I was desperate to use my grill by the end of last week, after numerous rainy days, and more in sight for the evening. After checking the weather channel, and seeing that the rain was supposed to start around 7pm, I had just enough time to make my shrimp and sausage skewers before impending doom- that is, if the meteorologists were correct with their timing. Seeing as it was 5:45, my bamboo skewers had to soak for an hour, and the kebabs had to cook for 6-8 minutes, it was a race against time. Thankfully, luck was on my side on Friday night, as I finished up just as I felt the first raindrops start to fall.
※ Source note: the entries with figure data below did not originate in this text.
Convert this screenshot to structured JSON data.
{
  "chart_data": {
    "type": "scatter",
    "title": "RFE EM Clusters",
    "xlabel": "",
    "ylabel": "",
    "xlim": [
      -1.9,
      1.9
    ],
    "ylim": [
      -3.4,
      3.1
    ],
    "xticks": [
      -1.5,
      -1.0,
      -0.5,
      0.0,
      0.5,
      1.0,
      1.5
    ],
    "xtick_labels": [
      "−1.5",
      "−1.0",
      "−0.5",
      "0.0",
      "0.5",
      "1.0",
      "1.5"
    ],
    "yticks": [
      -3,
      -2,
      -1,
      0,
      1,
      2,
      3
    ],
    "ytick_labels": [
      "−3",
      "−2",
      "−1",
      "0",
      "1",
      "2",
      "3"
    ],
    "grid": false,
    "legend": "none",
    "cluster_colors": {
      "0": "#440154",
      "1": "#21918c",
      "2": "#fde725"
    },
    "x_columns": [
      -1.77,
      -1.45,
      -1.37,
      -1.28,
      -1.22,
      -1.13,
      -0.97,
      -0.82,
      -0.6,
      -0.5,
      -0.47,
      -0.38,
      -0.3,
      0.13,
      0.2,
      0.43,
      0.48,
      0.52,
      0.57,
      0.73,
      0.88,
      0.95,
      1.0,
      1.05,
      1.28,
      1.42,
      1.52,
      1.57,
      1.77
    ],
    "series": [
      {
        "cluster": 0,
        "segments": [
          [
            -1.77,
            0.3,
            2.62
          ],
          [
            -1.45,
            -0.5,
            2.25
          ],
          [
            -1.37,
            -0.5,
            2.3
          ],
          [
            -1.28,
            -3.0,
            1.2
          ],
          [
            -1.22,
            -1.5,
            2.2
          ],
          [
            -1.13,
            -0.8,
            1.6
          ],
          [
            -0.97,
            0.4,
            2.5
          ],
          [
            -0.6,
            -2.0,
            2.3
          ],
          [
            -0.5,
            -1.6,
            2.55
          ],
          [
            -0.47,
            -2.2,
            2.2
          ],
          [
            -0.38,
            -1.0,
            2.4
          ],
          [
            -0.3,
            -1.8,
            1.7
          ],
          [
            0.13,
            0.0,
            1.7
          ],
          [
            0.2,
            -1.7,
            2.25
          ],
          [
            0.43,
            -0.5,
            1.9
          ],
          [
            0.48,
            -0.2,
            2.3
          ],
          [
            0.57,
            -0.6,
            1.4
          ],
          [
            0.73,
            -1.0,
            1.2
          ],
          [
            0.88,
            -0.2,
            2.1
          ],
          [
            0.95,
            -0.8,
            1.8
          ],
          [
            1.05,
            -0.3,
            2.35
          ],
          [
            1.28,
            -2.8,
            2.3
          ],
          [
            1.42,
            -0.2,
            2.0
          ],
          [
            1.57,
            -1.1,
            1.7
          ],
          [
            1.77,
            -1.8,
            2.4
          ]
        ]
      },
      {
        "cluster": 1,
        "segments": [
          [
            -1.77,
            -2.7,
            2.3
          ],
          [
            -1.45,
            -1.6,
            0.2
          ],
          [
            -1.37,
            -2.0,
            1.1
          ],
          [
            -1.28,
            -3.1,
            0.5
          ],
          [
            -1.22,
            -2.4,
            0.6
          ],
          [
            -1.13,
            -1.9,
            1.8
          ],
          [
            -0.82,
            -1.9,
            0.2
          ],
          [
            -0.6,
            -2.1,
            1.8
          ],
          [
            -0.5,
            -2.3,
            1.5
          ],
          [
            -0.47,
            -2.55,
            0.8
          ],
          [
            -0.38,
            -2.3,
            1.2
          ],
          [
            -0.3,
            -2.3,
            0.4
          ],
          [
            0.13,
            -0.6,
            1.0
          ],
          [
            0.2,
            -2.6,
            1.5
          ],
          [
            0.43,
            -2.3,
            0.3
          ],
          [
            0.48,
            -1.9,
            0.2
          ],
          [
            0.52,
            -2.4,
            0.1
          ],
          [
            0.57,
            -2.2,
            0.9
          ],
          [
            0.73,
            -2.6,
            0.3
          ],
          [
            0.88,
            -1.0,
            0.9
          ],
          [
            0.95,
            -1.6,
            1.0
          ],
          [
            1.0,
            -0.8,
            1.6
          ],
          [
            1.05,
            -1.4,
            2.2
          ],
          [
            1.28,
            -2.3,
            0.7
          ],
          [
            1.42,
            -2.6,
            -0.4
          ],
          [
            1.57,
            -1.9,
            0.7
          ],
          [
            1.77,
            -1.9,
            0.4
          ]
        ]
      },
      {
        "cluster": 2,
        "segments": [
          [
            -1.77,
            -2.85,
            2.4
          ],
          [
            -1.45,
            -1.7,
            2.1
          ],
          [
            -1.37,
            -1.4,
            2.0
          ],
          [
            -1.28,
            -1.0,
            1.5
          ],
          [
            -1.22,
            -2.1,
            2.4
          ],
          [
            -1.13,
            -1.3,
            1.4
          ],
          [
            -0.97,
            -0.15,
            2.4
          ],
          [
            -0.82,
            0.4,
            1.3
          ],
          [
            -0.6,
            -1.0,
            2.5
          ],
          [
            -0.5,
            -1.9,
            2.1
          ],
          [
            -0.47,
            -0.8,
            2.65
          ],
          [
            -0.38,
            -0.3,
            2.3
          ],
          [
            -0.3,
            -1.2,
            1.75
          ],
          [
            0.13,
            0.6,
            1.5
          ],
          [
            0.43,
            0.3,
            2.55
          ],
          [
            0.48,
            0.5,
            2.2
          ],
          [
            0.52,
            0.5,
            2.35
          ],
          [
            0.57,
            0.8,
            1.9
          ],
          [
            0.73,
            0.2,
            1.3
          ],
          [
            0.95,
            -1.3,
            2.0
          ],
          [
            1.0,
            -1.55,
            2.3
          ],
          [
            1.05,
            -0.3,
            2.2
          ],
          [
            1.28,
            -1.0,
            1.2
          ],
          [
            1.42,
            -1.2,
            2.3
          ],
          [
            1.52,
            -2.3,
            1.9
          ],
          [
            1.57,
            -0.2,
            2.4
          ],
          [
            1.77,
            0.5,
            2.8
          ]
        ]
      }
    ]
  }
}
Deciding to chance it was the best decision I could have made though. These skewers were so good that I would gladly had stood out in the pouring rain, sheltering them from the precipitation, if needed. What’s great about these particular skewers is that all you have to really worry about it cooking the shrimp, as the sausage used is precooked, which takes out the threat of overcooked meat from the equation- an ailment that plagues many kebabs. The glaze was an added bonus in these skewers. Have you ever had smoked paprika? It is a far cry from the generic paprika which is a great coloring agent, but doesn’t add too much flavor. One whiff of smoked paprika and you know you’re in a whole other flavorful territory.
Grilled Shrimp and Sausage Skewers with Smoky Paprika Glaze
3/4 cup olive oil
4 large garlic cloves, pressed
2 tbsp chopped fresh thyme (or 2 tsp dried thyme)
5 tsp smoked paprika
4 tsp Sherry wine vinegar
3/4 tsp salt
1/2 tsp freshly ground black pepper
1/2 tsp dried crushed red pepper
12-20 extra-large shrimp
12-16 1-inch-long pieces andouille sausage (about 16 ounces) (or other fully cooked smoked sausage, such as linguica)
2 bell peppers (red, orange, or yellow), cut into 1- 1 1/2 inch pieces
1 vidalia onion cut into 1 – 1 1/2 inch pieces, each piece should be 2 layers
6-8 metal or bamboo skewers (** If using bamboo skewers, make sure to soak them at least 1 hour)
1. In a medium bowl, whisk together oil, garlic, thyme, smoked paprika, vinegar, salt, pepper, and crushed red pepper. Transfer half of the mixture to a small bowl for serving, and reserve the other half to use while cooking.
2. Make your skewers by alternately threading on shrimp, sausage, peppers, and onions. Depending on how many pieces of shrimp and sausage you have, and how many skewers, each will have about 2 pieces of each shrimp, sausage, peppers, and onions. A couple of mine had three shrimp each. Arrange the skewers on a large rimmed baking sheet.
3. Prepare grill to medium-high heat. Coat the grates with oil (I used canola). Brush both sides of the skewers with the glaze, and place on the grill. Grill about 6-8 minutes, until the shrimp are opaque, turning and brushing with glaze occasionally.
4. Serve the skewers with the reserved glaze.
- The original recipe in Bon Appetit uses cherry tomatoes and red onion in place of the peppers and vidalia onion. My tomatoes and red onion had unexpectedly gone bad, so I substituted the other veggies, so feel free to use whatever you want. They will still be crunchy, with the edges being slightly more cooked. Alternately, you don’t even have to put the veggies on if you don’t want… I was just pretending to be healthy.
- In the original recipe, the shrimp that it calls for are the extra-large shrimp, sometimes called colossal, which have 13-15 per pound, and the recipe called for 12 which would be just under a pound. I couldn’t find these at the market, but they did have the jumbo shrimp which were 16-20 per pound. I ended up with 20 slightly smaller shrimp, and this is why I ended up doing more skewers, with some having more shrimp per skewer. Feel free to use either- the U 13-15 are hard to find in my experience.
- I realized as I was making this that I didn’t have fresh thyme, so I substituted the dry. A general rule of thumb is that 1 tbsp of fresh herbs, equals 1 tsp of dry herbs.
- I used Pimenton de la Vera for my paprika, which is a hot smoked paprika. You can also used sweet smoked paprika if you want. It’s sometimes labeled “Pimenton Dulce” or “Pimenton de la Vera Dulce”. Don’t use the normal paprika you may have in your spice cabinet- the smoked paprika makes a huge difference!